Access protection and security measures (for example login, IP addresses)
Process synchronization and integrity (for example information about time zones, IP addresses)
Archiving system for traceability and verification of processes (for example access timestamps)
Message system for traceability and availability (for example e-mail notification)

Storage of the data is affected for a suitable purpose and is limited to what is strictly necessary, as the information is indispensable in order to identify the authorized operators.

Scope¶

Platform-related authentication data (login to the IED admin interface) is stored on the IEM system. The IEDs do NOT contain any related login information as every IED requires a permanently established connection to the IEM to work properly. However, the IEA providers are responsible for additional, app-related data and their protection.

Data protection¶

The above data will not be stored anonymously or pseudonymized, as the purpose (identification of the operating personnel) cannot be achieved otherwise. The data will be used only within the product and will not be automatically passed on to third parties or unauthorized persons.

The above data is secured by adequate encryption technologies. The customer must ensure the access protection as part of his process configuration.

Industrial Security¶

Siemens provides products and solutions with industrial security functions that support the secure operation of plants, systems, machines and networks.

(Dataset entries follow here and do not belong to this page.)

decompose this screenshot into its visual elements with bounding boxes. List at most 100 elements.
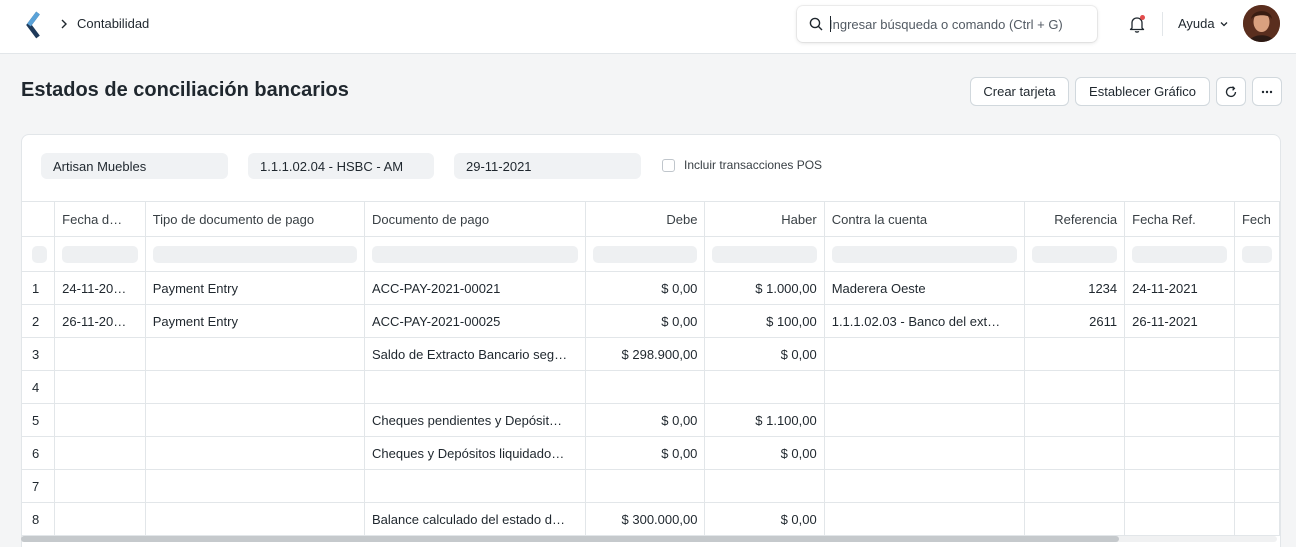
table-cell[interactable]: $ 100,00 xyxy=(704,304,825,338)
table-cell[interactable]: Cheques y Depósitos liquidado… xyxy=(364,436,586,470)
table-cell[interactable] xyxy=(54,370,146,404)
table-cell[interactable] xyxy=(824,436,1026,470)
table-cell[interactable] xyxy=(824,502,1026,536)
account-filter[interactable]: 1.1.1.02.04 - HSBC - AM xyxy=(248,153,434,179)
table-cell[interactable] xyxy=(145,502,366,536)
table-cell[interactable]: $ 298.900,00 xyxy=(585,337,706,371)
column-filter-input[interactable] xyxy=(32,245,48,263)
table-cell[interactable] xyxy=(824,403,1026,437)
table-cell[interactable] xyxy=(824,337,1026,371)
table-cell[interactable]: 26-11-20… xyxy=(54,304,146,338)
table-cell[interactable] xyxy=(824,469,1026,503)
table-cell[interactable]: Balance calculado del estado d… xyxy=(364,502,586,536)
table-cell[interactable]: $ 300.000,00 xyxy=(585,502,706,536)
table-cell[interactable]: Maderera Oeste xyxy=(824,271,1026,305)
table-cell[interactable] xyxy=(1234,370,1280,404)
refresh-button[interactable] xyxy=(1216,77,1246,106)
table-cell[interactable]: $ 1.000,00 xyxy=(704,271,825,305)
table-cell[interactable] xyxy=(1124,337,1235,371)
table-cell[interactable] xyxy=(1124,502,1235,536)
table-cell[interactable] xyxy=(54,502,146,536)
column-header[interactable]: Contra la cuenta xyxy=(824,201,1026,237)
column-filter-input[interactable] xyxy=(592,245,698,263)
table-cell[interactable]: ACC-PAY-2021-00025 xyxy=(364,304,586,338)
column-filter-input[interactable] xyxy=(712,245,817,263)
table-cell[interactable]: $ 1.100,00 xyxy=(704,403,825,437)
include-pos-checkbox[interactable] xyxy=(662,159,675,172)
table-row[interactable]: 5 Cheques pendientes y Depósit… $ 0,00 $ 1.… xyxy=(22,403,1280,437)
table-cell[interactable] xyxy=(145,337,366,371)
table-row[interactable]: 2 26-11-20… Payment Entry ACC-PAY-2021-0002… xyxy=(22,304,1280,338)
search-input[interactable] xyxy=(829,14,1089,34)
table-cell[interactable] xyxy=(54,436,146,470)
table-cell[interactable] xyxy=(1234,271,1280,305)
column-header[interactable]: Fecha d… xyxy=(54,201,146,237)
table-cell[interactable] xyxy=(1024,337,1126,371)
table-cell[interactable] xyxy=(145,436,366,470)
avatar[interactable] xyxy=(1243,5,1280,42)
table-cell[interactable] xyxy=(704,469,825,503)
table-row[interactable]: 1 24-11-20… Payment Entry ACC-PAY-2021-0002… xyxy=(22,271,1280,305)
table-cell[interactable] xyxy=(145,469,366,503)
table-cell[interactable]: 26-11-2021 xyxy=(1124,304,1235,338)
table-cell[interactable] xyxy=(1234,337,1280,371)
table-cell[interactable] xyxy=(585,370,706,404)
table-cell[interactable]: Payment Entry xyxy=(145,271,366,305)
table-row[interactable]: 4 xyxy=(22,370,1280,404)
column-header[interactable]: Fecha Ref. xyxy=(1124,201,1235,237)
search-bar[interactable] xyxy=(797,6,1097,42)
table-cell[interactable]: Cheques pendientes y Depósit… xyxy=(364,403,586,437)
column-header[interactable]: Referencia xyxy=(1024,201,1126,237)
column-filter-input[interactable] xyxy=(372,245,578,263)
table-cell[interactable] xyxy=(1024,403,1126,437)
frappe-logo-icon[interactable] xyxy=(24,11,46,39)
table-cell[interactable]: Saldo de Extracto Bancario seg… xyxy=(364,337,586,371)
table-cell[interactable] xyxy=(1024,370,1126,404)
table-cell[interactable] xyxy=(1124,436,1235,470)
set-chart-button[interactable]: Establecer Gráfico xyxy=(1075,77,1210,106)
column-filter-input[interactable] xyxy=(1241,245,1272,263)
table-cell[interactable]: 1.1.1.02.03 - Banco del ext… xyxy=(824,304,1026,338)
table-cell[interactable] xyxy=(1124,469,1235,503)
table-cell[interactable] xyxy=(1124,403,1235,437)
table-cell[interactable]: 1234 xyxy=(1024,271,1126,305)
table-cell[interactable] xyxy=(1234,304,1280,338)
table-row[interactable]: 8 Balance calculado del estado d… $ 300.00… xyxy=(22,502,1280,536)
column-filter-input[interactable] xyxy=(831,245,1018,263)
column-header[interactable]: Haber xyxy=(704,201,825,237)
column-filter-input[interactable] xyxy=(152,245,357,263)
table-cell[interactable]: $ 0,00 xyxy=(704,502,825,536)
create-card-button[interactable]: Crear tarjeta xyxy=(970,77,1069,106)
table-cell[interactable] xyxy=(1234,403,1280,437)
table-cell[interactable]: 2611 xyxy=(1024,304,1126,338)
table-cell[interactable] xyxy=(364,469,586,503)
help-dropdown[interactable]: Ayuda xyxy=(1178,16,1229,31)
table-cell[interactable]: $ 0,00 xyxy=(585,304,706,338)
table-cell[interactable] xyxy=(145,370,366,404)
table-cell[interactable] xyxy=(54,469,146,503)
table-cell[interactable]: $ 0,00 xyxy=(585,403,706,437)
table-row[interactable]: 7 xyxy=(22,469,1280,503)
table-cell[interactable] xyxy=(364,370,586,404)
table-cell[interactable]: 24-11-2021 xyxy=(1124,271,1235,305)
table-cell[interactable] xyxy=(585,469,706,503)
table-cell[interactable] xyxy=(1024,502,1126,536)
table-cell[interactable] xyxy=(1234,502,1280,536)
table-cell[interactable] xyxy=(1024,469,1126,503)
column-filter-input[interactable] xyxy=(1132,245,1227,263)
table-cell[interactable] xyxy=(145,403,366,437)
table-cell[interactable]: $ 0,00 xyxy=(585,271,706,305)
table-cell[interactable]: 24-11-20… xyxy=(54,271,146,305)
date-filter[interactable]: 29-11-2021 xyxy=(454,153,641,179)
column-header[interactable]: Documento de pago xyxy=(364,201,586,237)
column-header[interactable]: Debe xyxy=(585,201,706,237)
table-row[interactable]: 3 Saldo de Extracto Bancario seg… $ 298.90… xyxy=(22,337,1280,371)
more-button[interactable] xyxy=(1252,77,1282,106)
table-cell[interactable]: Payment Entry xyxy=(145,304,366,338)
table-cell[interactable] xyxy=(1124,370,1235,404)
table-cell[interactable]: $ 0,00 xyxy=(704,337,825,371)
table-cell[interactable]: $ 0,00 xyxy=(585,436,706,470)
breadcrumb[interactable]: Contabilidad xyxy=(77,16,149,31)
table-cell[interactable] xyxy=(704,370,825,404)
table-cell[interactable]: ACC-PAY-2021-00021 xyxy=(364,271,586,305)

In order to protect plants, systems, machines and networks against cyber threats, it is necessary to implement – and continuously maintain – a holistic, state-of-the-art industrial security concept.

Siemens’ products and solutions constitute one element of such a concept.

Customers are responsible for preventing unauthorized access to their plants, systems, machines and networks. Such systems, machines and components should only be connected to an enterprise network or the internet if and to the extent such a connection is necessary and only when appropriate security measures (e.g. firewalls and/or network segmentation) are in place.

For additional information on industrial security measures that may be implemented, please visit.

Siemens’ products and solutions undergo continuous development to make them more secure. Siemens strongly recommends that product updates are applied as soon as they are available and that the latest product versions are used. Use of product versions that are no longer supported, and failure to apply the latest updates may increase customer’s exposure to cyber threats.

To stay informed about product updates, subscribe to the Siemens Industrial Security RSS Feed at.

Deletion policy¶

This product does not provide an automated deletion of the data mentioned above.

Cookies¶

Regarding cookies, please refer to the Siemens cookie guidelines.